Es ist den italienischen Behörden aber möglich und erlaubt, die Halterdaten mittels der Online-Tools gewisser kantonaler Strassenverkehrsämter zu ermitteln und die Bussenverfügungen gestützt auf Art. 30 Abs. 2 IRSV postalisch direkt an den Fahrzeughalter zuzustellen. Teilweise bedienen sich italienische Behörden auch lokaler Inkassofirmen, welche die Bussen in der Schweiz einzutreiben versuchen. Dies ist rechtlich nicht zulässig und solche Rechnungen müssen grundsätzlich nicht bezahlt werden. 

4. Empfehlungen
Wenn Schweizer Fahrzeughalter Bussenverfügungen von Behörden im grenznahen Ausland zugestellt erhalten, ist zu empfehlen, den Sachverhalt genau zu prüfen, den fehlbaren Mitarbeiter zu ermitteln und mit ihm das Gespräch über den Sachverhalt zu suchen. Bestehen keine begründeten Zweifel an der Korrektheit der Busse, sollte die Busse fristgerecht bezahlt werden. Andernfalls droht bei den vorerwähnten Staaten eine Zwangsvollstreckung der Busse, was mit zusätzlichen Kosten verbunden ist. 

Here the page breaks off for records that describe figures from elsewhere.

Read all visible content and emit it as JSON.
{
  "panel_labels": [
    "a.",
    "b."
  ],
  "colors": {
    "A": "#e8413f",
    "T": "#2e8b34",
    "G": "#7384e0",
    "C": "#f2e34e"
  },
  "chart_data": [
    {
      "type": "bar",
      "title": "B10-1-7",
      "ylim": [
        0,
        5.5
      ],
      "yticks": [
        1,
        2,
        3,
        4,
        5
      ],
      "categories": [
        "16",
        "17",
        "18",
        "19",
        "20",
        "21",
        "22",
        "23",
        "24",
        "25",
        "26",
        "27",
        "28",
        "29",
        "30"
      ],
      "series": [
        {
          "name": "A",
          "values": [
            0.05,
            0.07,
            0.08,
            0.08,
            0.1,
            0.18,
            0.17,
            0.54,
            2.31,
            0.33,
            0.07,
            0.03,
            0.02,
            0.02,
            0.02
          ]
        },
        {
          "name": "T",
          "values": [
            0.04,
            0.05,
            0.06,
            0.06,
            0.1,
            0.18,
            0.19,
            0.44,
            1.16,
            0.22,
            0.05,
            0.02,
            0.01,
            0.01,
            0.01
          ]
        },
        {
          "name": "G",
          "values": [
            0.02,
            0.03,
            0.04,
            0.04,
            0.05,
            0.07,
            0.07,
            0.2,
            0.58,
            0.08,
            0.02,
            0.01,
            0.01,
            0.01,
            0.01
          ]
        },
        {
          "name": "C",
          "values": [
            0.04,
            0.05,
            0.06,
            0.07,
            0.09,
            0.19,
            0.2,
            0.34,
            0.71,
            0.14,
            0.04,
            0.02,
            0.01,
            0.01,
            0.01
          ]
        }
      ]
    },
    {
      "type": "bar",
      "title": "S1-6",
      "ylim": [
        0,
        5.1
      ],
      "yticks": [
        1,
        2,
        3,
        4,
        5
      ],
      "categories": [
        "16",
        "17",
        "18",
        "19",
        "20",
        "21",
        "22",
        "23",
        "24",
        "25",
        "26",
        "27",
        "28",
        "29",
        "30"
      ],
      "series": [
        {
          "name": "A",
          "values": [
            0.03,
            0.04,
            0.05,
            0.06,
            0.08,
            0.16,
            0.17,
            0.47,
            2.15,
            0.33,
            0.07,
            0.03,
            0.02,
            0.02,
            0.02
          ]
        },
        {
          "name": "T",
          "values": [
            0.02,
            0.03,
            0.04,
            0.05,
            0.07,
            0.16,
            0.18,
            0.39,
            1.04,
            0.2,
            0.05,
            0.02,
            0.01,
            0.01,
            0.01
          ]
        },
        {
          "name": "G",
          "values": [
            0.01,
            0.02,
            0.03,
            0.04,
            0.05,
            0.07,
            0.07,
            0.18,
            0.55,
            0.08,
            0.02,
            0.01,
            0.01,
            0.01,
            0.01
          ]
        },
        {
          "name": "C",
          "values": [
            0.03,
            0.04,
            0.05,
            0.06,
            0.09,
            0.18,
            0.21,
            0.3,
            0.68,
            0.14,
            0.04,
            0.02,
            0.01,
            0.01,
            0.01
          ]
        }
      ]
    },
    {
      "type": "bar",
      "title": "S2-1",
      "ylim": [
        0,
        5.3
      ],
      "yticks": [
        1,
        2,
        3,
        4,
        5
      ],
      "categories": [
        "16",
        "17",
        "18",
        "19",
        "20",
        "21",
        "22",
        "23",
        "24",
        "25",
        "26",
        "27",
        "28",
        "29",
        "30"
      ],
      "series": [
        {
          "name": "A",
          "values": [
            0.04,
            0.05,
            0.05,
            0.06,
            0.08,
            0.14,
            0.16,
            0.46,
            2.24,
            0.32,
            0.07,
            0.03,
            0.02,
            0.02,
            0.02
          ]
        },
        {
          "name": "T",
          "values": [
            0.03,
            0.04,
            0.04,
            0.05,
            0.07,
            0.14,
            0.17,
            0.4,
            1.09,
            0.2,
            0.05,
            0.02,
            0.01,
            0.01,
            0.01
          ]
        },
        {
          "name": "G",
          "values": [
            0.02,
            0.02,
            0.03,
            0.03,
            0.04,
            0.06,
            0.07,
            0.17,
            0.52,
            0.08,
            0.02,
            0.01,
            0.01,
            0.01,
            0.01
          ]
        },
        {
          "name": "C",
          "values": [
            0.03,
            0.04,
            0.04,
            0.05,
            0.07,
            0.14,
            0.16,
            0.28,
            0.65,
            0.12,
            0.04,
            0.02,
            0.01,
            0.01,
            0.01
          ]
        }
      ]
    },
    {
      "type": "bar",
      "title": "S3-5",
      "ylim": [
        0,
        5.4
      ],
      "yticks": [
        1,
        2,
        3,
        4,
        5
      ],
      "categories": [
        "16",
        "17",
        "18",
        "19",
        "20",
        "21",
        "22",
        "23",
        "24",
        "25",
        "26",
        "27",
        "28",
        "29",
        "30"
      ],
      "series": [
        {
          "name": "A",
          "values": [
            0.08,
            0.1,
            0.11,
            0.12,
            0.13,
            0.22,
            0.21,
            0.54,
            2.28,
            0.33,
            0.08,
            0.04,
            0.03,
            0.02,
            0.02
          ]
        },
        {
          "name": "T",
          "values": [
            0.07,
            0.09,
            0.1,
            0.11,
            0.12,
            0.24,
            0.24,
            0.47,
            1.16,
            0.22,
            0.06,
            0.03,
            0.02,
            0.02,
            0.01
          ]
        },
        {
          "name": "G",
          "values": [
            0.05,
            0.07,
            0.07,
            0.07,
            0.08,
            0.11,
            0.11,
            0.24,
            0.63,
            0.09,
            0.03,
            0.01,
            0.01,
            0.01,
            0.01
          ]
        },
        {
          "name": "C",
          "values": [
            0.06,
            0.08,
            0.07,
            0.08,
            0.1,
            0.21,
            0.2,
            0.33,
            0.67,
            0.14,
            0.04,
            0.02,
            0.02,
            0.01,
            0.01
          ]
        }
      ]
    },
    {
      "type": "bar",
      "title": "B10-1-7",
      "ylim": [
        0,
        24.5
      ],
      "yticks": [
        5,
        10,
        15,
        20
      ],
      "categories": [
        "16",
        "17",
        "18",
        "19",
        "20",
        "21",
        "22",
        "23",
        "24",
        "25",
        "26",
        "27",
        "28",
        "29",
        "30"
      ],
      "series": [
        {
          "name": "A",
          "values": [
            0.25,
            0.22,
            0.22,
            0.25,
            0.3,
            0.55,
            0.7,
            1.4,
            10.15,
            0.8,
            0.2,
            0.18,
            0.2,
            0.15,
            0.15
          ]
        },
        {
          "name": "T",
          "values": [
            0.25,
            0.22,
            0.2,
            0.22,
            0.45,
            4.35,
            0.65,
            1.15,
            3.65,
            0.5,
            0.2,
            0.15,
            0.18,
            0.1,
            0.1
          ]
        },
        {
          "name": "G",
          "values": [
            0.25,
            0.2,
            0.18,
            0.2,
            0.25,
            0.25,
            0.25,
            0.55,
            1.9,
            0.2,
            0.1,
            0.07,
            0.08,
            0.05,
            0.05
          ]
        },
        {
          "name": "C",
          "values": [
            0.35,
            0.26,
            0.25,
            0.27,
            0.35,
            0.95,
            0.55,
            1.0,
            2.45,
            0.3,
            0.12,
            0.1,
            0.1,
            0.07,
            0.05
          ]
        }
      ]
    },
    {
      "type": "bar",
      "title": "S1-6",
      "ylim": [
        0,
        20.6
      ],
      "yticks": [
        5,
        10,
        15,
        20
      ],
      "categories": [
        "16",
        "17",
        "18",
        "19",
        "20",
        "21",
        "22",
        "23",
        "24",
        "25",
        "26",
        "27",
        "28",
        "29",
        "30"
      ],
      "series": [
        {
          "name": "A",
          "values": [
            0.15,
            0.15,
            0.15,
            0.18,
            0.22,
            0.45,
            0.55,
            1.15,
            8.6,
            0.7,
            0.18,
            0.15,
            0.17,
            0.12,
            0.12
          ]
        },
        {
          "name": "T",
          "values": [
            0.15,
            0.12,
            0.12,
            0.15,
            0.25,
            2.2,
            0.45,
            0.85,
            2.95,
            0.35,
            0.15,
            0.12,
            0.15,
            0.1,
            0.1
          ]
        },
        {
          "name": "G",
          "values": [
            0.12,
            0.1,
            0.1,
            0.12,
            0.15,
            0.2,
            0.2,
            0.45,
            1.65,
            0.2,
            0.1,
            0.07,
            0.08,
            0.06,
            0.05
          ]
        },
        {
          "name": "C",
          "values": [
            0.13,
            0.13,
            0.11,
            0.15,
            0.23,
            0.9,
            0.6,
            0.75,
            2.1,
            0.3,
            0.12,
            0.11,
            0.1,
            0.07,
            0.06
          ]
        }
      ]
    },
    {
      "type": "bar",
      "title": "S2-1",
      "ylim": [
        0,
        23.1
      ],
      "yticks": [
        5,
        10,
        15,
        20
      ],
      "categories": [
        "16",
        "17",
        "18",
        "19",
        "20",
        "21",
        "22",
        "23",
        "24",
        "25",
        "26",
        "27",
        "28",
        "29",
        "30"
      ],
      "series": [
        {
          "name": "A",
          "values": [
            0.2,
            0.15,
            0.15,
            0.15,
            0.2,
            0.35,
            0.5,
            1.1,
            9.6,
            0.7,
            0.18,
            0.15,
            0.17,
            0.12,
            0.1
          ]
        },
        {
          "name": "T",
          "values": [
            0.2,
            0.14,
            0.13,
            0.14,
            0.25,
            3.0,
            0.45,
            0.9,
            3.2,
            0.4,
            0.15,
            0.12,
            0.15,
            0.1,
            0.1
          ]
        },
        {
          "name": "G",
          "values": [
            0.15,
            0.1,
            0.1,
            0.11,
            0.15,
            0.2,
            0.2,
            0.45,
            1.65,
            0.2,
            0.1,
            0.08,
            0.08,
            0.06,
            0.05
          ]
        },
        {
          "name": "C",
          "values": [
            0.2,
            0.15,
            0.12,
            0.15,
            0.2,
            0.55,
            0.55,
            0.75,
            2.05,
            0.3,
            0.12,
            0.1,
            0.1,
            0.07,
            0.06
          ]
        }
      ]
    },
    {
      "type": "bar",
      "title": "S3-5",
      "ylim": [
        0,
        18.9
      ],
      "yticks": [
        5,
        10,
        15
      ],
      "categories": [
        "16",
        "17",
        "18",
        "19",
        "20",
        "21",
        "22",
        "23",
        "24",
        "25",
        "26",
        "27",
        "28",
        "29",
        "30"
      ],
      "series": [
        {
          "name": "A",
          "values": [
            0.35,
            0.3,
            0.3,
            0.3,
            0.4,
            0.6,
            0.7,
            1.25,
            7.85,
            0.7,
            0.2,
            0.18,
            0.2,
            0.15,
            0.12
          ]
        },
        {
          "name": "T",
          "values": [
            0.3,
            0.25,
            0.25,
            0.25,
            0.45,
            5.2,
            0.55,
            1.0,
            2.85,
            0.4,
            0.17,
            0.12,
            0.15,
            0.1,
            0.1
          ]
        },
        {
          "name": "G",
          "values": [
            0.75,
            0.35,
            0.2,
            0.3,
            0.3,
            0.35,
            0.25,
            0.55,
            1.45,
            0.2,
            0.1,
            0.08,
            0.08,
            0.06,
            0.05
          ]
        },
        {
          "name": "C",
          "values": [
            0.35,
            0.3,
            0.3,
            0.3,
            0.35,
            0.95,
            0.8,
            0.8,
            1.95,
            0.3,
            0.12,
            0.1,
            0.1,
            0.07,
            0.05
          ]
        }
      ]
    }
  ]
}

Eine Zahlung ist auch dann empfehlenswert, wenn kein entsprechender Staatsvertrag besteht (z. B. Italien) oder wo die Bussenhöhe (weniger als 70 bzw. 80 EUR) eine Vollstreckung der Bussenverfügung durch die Schweizer Behörden nicht zulässt. Bei einer erneuten Einreise in das Staatsgebiet des betreffenden Staates hat der fehlbare Lenker andernfalls mit Konsequenzen zu rechnen, die je nach Staat unterschiedlich gravierend ausfallen können.

Der Lenker kann von den Behörden z. B. am Zoll zur Bezahlung der Busse angehalten und zu diesem Zweck festgehalten werden. Teilweise ist auch eine Beschlagnahmung des Fahrzeugs bis zur Bezahlung der Busse möglich. Zusätzlich sehen gewisse Staaten hohe Inkasso- und Verzugsgebühren vor, falls die Busse nicht innert einer gewissen Frist bezahlt wird. Falls Bussen durch private Inkassogesellschaften geltend gemacht werden, ist ratsam, nur den Bussenbetrag zu begleichen ohne die Inkassogebühren. 

Falls der Sachverhalt unklar ist und die Busse als nicht gerechtfertigt erscheint, sollte der Verfügungsadressat innert Frist rechtliche Schritte einleiten. Hierzu ist der Beizug eines lokalen Rechtsbeistands zu empfehlen, was mit entsprechenden Kosten und Umtrieben verbunden ist. 


Die Rubrik Rechtsfragen führt aboutFLEET in Kooperation mit dem Schweizer Mobilitätsverband sffv sowie BÜHLMANN KOENIG & PARTNER, eine auf Wirtschaftsrecht spezialisierte Anwaltskanzlei mitten in Zürich. Klienten sind vornehmlich Unternehmen aus dem Finanzdienstleistungs-, Industrie- und Konsumgütersektor. Die Kanzlei ist vorwiegend im Vertrags-, Finanz- und Gesellschaftsrecht tätig und erbringt auch Steuerberatung. BÜHLMANN KOENIG & PARTNER legt grossen Wert auf hochstehende Dienstleistungen zu fairen Preisen. Die Kanzlei ist stark international ausgerichtet und Mitglied von Lexlink, einem internationalen Verbund von kleineren wirtschaftsrechtlich fokussierten Anwaltskanzleien.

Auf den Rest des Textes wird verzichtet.